The pipeline stretches 370 miles from Monroe southeast into Mississippi and down to Baton Rouge. The line serves customers in East Baton Rouge, East and West Feliciana, Catahoula, Ouachita, Richland, Tensas and Concordia parishes.
American Midstream compares the pipeline with an old car that can no longer be repaired. The pipeline has leaked natural gas for decades, but the amount escaping from the line is increasing, and the company cannot be sure the pipeline is safe to operate. American Midstream has proposed closing the Midla line and replacing that gas with a handful of options, including a new $200 million pipeline.
Bradford said the replacement option would force his district’s customers to pay 10 times as much as they do now for natural gas.
There’s no way customers can afford that. “It’s just a bad situation,” he said.
The Louisiana Municipal Gas Authority, which wholesales gas to towns, says 10,514 customers would be affected by the pipeline’s closure.
The association says there are two to four people behind each of those meters, so as many as 42,000 people could be affected. In addition, Louisiana State Penitentiary, and its 6,500 inmates, would need a new source of gas. The penitentiary is one of West Feliciana Parish Gas Utility District No. 1’s 371 customers.

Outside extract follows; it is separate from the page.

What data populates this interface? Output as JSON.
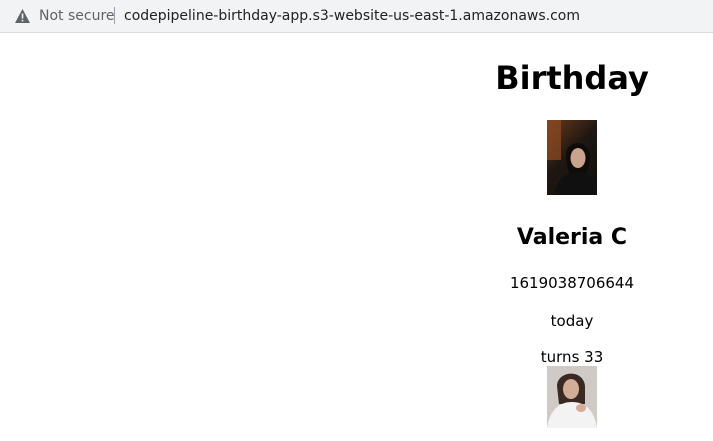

Penitentiary spokesman Gary Young referred calls to Michael Hughes, the district’s LGMA representative. Hughes could not be reached for comment on Monday or Tuesday.
However, the Municipal Gas Authority’s total includes 4,400 meters, or close to 18,000 people, in Zachary.

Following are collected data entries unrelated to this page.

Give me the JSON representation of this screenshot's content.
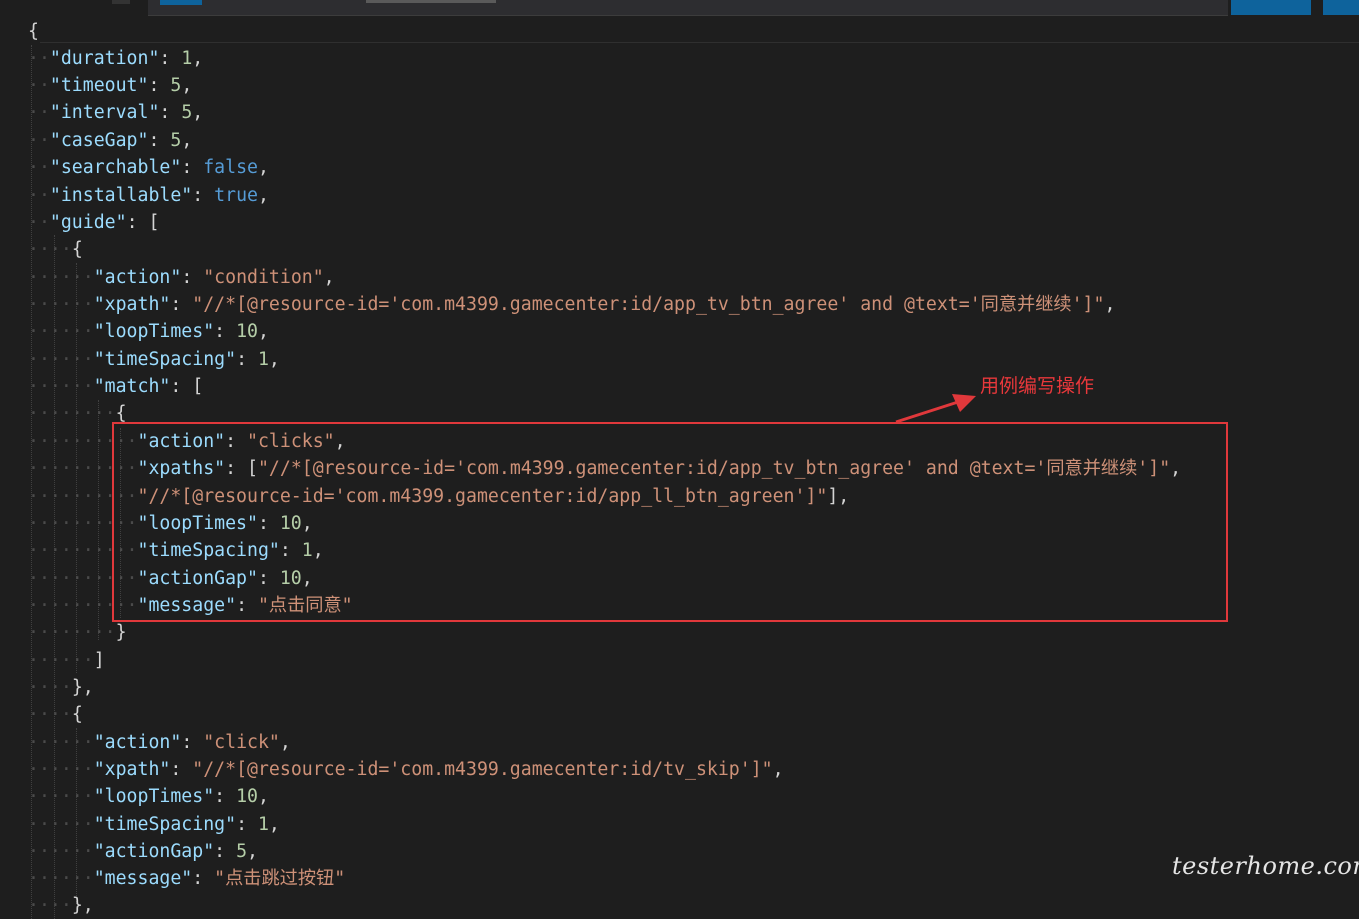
{
  "code": {
    "l1": "{",
    "duration_key": "\"duration\"",
    "duration_val": "1",
    "timeout_key": "\"timeout\"",
    "timeout_val": "5",
    "interval_key": "\"interval\"",
    "interval_val": "5",
    "caseGap_key": "\"caseGap\"",
    "caseGap_val": "5",
    "searchable_key": "\"searchable\"",
    "searchable_val": "false",
    "installable_key": "\"installable\"",
    "installable_val": "true",
    "guide_key": "\"guide\"",
    "g0_action_key": "\"action\"",
    "g0_action_val": "\"condition\"",
    "g0_xpath_key": "\"xpath\"",
    "g0_xpath_val": "\"//*[@resource-id='com.m4399.gamecenter:id/app_tv_btn_agree' and @text='同意并继续']\"",
    "g0_loopTimes_key": "\"loopTimes\"",
    "g0_loopTimes_val": "10",
    "g0_timeSpacing_key": "\"timeSpacing\"",
    "g0_timeSpacing_val": "1",
    "g0_match_key": "\"match\"",
    "m_action_key": "\"action\"",
    "m_action_val": "\"clicks\"",
    "m_xpaths_key": "\"xpaths\"",
    "m_xpaths_val1": "\"//*[@resource-id='com.m4399.gamecenter:id/app_tv_btn_agree' and @text='同意并继续']\"",
    "m_xpaths_val2": "\"//*[@resource-id='com.m4399.gamecenter:id/app_ll_btn_agreen']\"",
    "m_loopTimes_key": "\"loopTimes\"",
    "m_loopTimes_val": "10",
    "m_timeSpacing_key": "\"timeSpacing\"",
    "m_timeSpacing_val": "1",
    "m_actionGap_key": "\"actionGap\"",
    "m_actionGap_val": "10",
    "m_message_key": "\"message\"",
    "m_message_val": "\"点击同意\"",
    "g1_action_key": "\"action\"",
    "g1_action_val": "\"click\"",
    "g1_xpath_key": "\"xpath\"",
    "g1_xpath_val": "\"//*[@resource-id='com.m4399.gamecenter:id/tv_skip']\"",
    "g1_loopTimes_key": "\"loopTimes\"",
    "g1_loopTimes_val": "10",
    "g1_timeSpacing_key": "\"timeSpacing\"",
    "g1_timeSpacing_val": "1",
    "g1_actionGap_key": "\"actionGap\"",
    "g1_actionGap_val": "5",
    "g1_message_key": "\"message\"",
    "g1_message_val": "\"点击跳过按钮\""
  },
  "annotation": {
    "label": "用例编写操作",
    "color": "#e8383b"
  },
  "watermark": "testerhome.com",
  "colors": {
    "background": "#1e1e1e",
    "key": "#9cdcfe",
    "string": "#ce9178",
    "number": "#b5cea8",
    "keyword": "#569cd6"
  }
}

Mayor David Amrhein said Zachary only buys gas from Midla in the winter, and losing the pipeline won’t hurt the town.
Zachary already buys most of its gas from Florida Gas and is working with the company to increase service to Zachary, he said.
LMGA Executive Director Ken Drone said Zachary’s situation is unique. The other 11 Louisiana towns on Midla don’t have that option. Those towns would have to build their own pipelines and connections to another gas pipeline, and that would be very costly.

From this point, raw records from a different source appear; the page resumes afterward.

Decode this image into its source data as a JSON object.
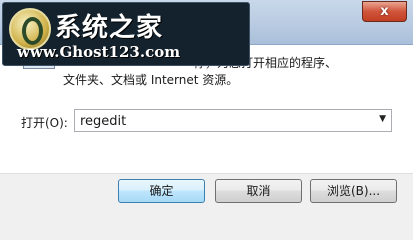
{
  "window": {
    "close_glyph": "x"
  },
  "watermark": {
    "title": "系统之家",
    "url": "www.Ghost123.com"
  },
  "content": {
    "desc_line1": "称，为您打开相应的程序、",
    "desc_line2": "文件夹、文档或 Internet 资源。",
    "open_label": "打开(O):",
    "open_value": "regedit"
  },
  "buttons": {
    "ok": "确定",
    "cancel": "取消",
    "browse": "浏览(B)..."
  },
  "colors": {
    "titlebar": "#b7cae1",
    "close": "#c94a2e",
    "ok_button": "#bee6fd"
  }
}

State Sen. Robert Adley, R-Benton, has authored a bill, SB525, which will allow the Louisiana Public Service Commission to force pipeline companies to replace the gas supply lost when a line is abandoned.
Adley was skeptical of Midla’s problems. All of those issues arose almost immediately after ArcLight entered the picture, he said.
The hedge fund came in and bought multiple pipelines, put the money money-losing pipelines under American Midstream, threatened to have that company file bankruptcy and now is threatening to cut off the towns serviced by Midla unless the towns pay 10 or 15 times the current rates, Adley said. “It’s just pathetic.”
The opponents of American Midstream’s plan include the LMGA and Atmos, Midla’s largest customer, and among the state’s congressional delegation Sens. Mary Landrieu and David Vitter and Rep. William Cassidy.
Landrieu, D-La., asked FERC to reject ArcLight’s request because of the unacceptable cost to consumers and accused the hedge fund, which has asked FERC to expedite the proceedings, of trying to limit opposition.
Peter Esposito, an attorney for American Midstream, said everybody is entitled to his or her opinion.
“I think the public interest is best-served by having a pipeline that’s safe and reliable,” Esposito said.
The pipeline has averaged 34 leaks per year over the last decade, and that number has been higher the last five or six years, Esposito said.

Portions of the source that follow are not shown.